In the world of investing, however, you cannot exactly know what the whole group thinks. What you can see is the result of their collective thoughts through the way they influence stock prices.
A good wealth manager can say no to going with flow. Instead, he tries to conduct his own analysis of the situation, and then come up with viable strategies. He doesn’t get swayed easily to popular opinion, becoming a yes-man. He thinks independently.
Understands his own psychology
A good portfolio manager doesn’t shy away from introspection. He’s not afraid to admit when he has reached his risk limit and is unsure of what to do next. Every portfolio manager knows that psychology plays a very large role in the market movements.
As a portfolio manager, you need to make projections about the macro market participants. You have to be truthful about your risk tolerance, as well as your ability to be objective and analytical.
There are good chances you’ll reach the end of your wits, making your decision-making processes un-analytical. This is the time when the risk of losing money grows bigger.
As a portfolio manager, you’ll have to buy and sell stocks for your client. There are good tips when picking stocks. But it’s still incredibly difficult once you’re at it. Visualizing scenarios comes in handy in this kind of situation.
When you first decide to include a stock in your portfolio, you’re probably counting on it to trend upward in the long term. While you’re doing this, try to visualize what will happen if the stock moves too erratically. Stocks never really follow straight pattern. Decide when you’re sure that your portfolio can survive the worst case scenario for the stock.
Prepare for the things that can go wrong before committing with the stock. Expecting the unexpected makes it easier to decide wisely when the real thing pops up. You’ll be prepared to make tough decisions when the worst scenario you’ve visualized materializes.
Acknowledge your weaknesses
Never, ever ignore your weaknesses, or you’ll put your holdings in jeopardy.
When you know where you are weak, you know where to protect yourself. Additionally, you can proceed to making careful investments that won’t hurt you.
If possible, you can group yourself with people who know your weaknesses. Have discussions with them and let them help you put a finger on the things that may go wrong due to your weaknesses. A value-based discussion will always be a treasure for a growth-minded stock investor.
Ultimately, you should try to transform your weaknesses into strengths. That may sound cliché, but it still works like magic.
Capitalize on your strengths
After fingering your weaknesses, you should start pounding at the strengths you have. Find where you’re best at, and start from there. You can try and leverage those strengths when looking for an ideal company to invest it.
For instance, if you know something about technical analysis, why not help yourself with the charts and indicators that can help predict stock movements? If you are quite well versed when it comes to balance sheets and financial statements, why not try fundamental analysis?
You can always start at where you’re good and then start learning more new things along the way.

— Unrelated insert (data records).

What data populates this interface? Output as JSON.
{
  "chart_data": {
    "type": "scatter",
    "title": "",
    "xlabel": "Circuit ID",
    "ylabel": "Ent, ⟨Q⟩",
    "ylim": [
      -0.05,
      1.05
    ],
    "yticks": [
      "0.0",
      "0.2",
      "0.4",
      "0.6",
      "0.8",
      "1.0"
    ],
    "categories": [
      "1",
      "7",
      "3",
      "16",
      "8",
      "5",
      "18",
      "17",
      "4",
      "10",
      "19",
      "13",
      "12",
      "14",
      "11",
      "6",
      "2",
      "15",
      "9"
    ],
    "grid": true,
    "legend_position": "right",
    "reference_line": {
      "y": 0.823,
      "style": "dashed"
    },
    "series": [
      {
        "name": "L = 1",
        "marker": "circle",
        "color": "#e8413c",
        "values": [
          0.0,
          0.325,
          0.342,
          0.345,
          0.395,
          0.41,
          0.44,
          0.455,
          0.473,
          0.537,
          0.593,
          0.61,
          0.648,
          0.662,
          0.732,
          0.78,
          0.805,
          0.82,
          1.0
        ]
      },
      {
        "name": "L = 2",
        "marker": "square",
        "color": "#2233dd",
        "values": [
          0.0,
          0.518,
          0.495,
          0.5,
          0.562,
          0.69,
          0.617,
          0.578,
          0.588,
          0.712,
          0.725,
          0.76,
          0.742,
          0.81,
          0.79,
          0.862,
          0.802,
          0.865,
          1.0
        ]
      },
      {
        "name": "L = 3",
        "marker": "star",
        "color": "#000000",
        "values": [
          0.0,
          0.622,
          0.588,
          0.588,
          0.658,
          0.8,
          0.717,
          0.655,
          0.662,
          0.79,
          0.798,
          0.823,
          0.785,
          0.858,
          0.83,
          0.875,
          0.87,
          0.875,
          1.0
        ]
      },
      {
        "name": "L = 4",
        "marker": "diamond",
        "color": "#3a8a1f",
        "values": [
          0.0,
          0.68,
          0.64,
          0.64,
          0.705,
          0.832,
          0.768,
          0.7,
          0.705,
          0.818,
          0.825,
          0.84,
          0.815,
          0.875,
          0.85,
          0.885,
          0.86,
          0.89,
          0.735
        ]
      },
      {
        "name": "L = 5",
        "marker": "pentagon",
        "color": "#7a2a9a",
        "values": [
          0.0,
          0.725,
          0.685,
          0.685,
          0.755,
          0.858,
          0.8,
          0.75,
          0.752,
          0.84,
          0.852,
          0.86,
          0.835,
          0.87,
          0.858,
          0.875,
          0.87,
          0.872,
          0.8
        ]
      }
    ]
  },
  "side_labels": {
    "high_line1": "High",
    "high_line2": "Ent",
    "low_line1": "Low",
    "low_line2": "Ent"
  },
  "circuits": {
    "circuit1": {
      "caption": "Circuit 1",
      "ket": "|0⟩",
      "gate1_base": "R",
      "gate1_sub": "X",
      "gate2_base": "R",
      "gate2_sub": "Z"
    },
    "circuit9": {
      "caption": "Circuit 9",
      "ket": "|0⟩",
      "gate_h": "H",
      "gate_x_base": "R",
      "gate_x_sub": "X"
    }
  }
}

This doesn’t only go for portfolio managers and their clients. This also goes for individual investors. Communication is very much necessary for an investor or a portfolio manager who needs to come with a good strategy.
Communication helps you gather as much information as you can. And the more information you have, the better you can position yourself for higher earnings.

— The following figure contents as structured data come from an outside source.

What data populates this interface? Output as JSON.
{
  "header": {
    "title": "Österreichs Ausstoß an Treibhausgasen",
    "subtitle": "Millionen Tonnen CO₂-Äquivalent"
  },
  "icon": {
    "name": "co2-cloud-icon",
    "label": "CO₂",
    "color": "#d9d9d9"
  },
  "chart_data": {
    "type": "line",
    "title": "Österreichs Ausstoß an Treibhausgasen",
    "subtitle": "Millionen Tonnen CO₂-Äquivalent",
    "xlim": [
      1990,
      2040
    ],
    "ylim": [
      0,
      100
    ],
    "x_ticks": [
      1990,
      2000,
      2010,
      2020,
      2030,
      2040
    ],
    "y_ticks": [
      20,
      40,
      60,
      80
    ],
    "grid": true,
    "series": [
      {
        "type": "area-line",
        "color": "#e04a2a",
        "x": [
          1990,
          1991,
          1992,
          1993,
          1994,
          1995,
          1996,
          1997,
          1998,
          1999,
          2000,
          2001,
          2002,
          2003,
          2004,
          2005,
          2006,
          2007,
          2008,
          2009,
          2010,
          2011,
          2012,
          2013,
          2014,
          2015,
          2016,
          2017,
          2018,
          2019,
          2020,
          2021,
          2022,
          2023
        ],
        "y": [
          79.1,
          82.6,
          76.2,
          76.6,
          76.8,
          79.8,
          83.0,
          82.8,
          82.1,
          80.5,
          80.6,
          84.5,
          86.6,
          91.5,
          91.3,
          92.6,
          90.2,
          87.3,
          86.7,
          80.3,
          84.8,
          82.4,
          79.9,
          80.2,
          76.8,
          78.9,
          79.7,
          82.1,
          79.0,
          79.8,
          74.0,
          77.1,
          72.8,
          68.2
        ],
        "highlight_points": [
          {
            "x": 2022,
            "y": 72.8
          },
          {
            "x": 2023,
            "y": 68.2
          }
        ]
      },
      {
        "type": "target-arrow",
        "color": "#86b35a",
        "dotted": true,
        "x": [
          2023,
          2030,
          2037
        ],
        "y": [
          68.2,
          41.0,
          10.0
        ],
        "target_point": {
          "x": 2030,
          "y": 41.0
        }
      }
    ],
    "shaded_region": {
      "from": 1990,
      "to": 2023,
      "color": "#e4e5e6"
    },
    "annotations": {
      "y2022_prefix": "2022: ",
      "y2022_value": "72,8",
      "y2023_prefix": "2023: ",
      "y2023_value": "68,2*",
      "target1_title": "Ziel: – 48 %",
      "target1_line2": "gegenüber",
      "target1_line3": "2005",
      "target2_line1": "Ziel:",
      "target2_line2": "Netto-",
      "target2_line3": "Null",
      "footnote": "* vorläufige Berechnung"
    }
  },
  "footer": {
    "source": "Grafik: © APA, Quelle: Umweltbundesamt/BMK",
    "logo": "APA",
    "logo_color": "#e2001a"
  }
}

A portfolio manager must keep an open line of communication with his clients. He must make sure that the client understands the nit and grit of the strategy. The manager should be reachable enough to answer the client’s inquiries at any given reasonable time.
Being a portfolio manager isn’t an easy task. But if you’re good at it, you can earn a lot. You can even turn it into something as full-time career. However, first you have to possess the skills and qualities of a good portfolio manager.